Yeah, que espere el teléfono. Myron conocía aquel nombre. Stan Gibbs había sido un columnista de periódicos muy famoso, el típico tío que siempre pontificaba -es decir, chuleaba- en las tertulias de las noticias por cable, pero era menos molesto que la mayoría, aunque eso sea como decir que la sífilis es menos molesta que la gonorrea. Pero eso fue antes de que el escándalo lo destripara como lo haría un hombre de las cavernas abalanzado sobre un bisonte. Myron leyó:

La llamada llega de la nada.

– ¿Cuál es tu peor pesadilla? -susurra la voz-. Cierra los ojos y visualízala. ¿Puedes verla? ¿La tienes ya? ¿El peor de los miedos que puedas imaginar?

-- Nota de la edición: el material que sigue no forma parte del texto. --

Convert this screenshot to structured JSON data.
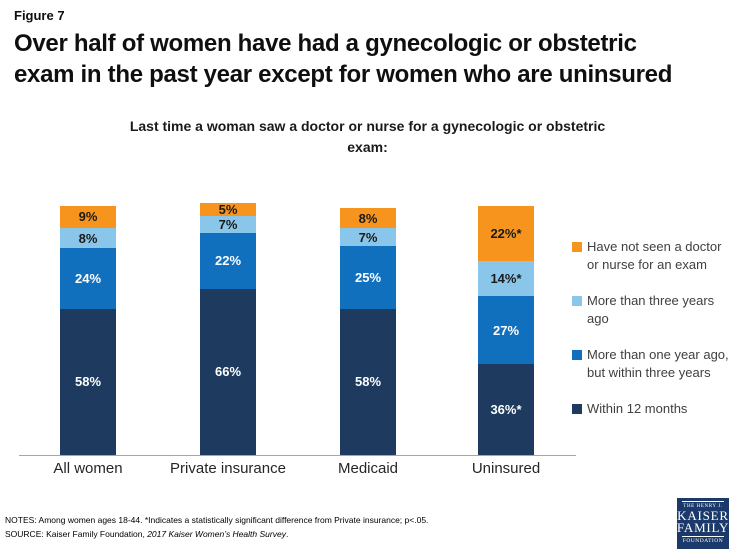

Después de una larga pausa, respondo:

– Sí -Bien. Ahora imagina algo peor, algo mucho, mucho peor…

Myron respiró hondo. Recordó la serie de artículos. Stan Gibbs había sacado una historia sobre un extraño secuestrador. Había contado el cuento estremecedor de tres secuestros que, supuestamente, la policía había querido mantener en secreto, según Stan Gibbs, por vergüenza. No se mencionaba ningún nombre. Había hablado con las familias de las víctimas con la condición del anonimato. Y el toque de gracia consistía en que el secuestrador le había concedido una entrevista.

Le pregunto al secuestrador por qué lo hace. ¿Es por el rescate?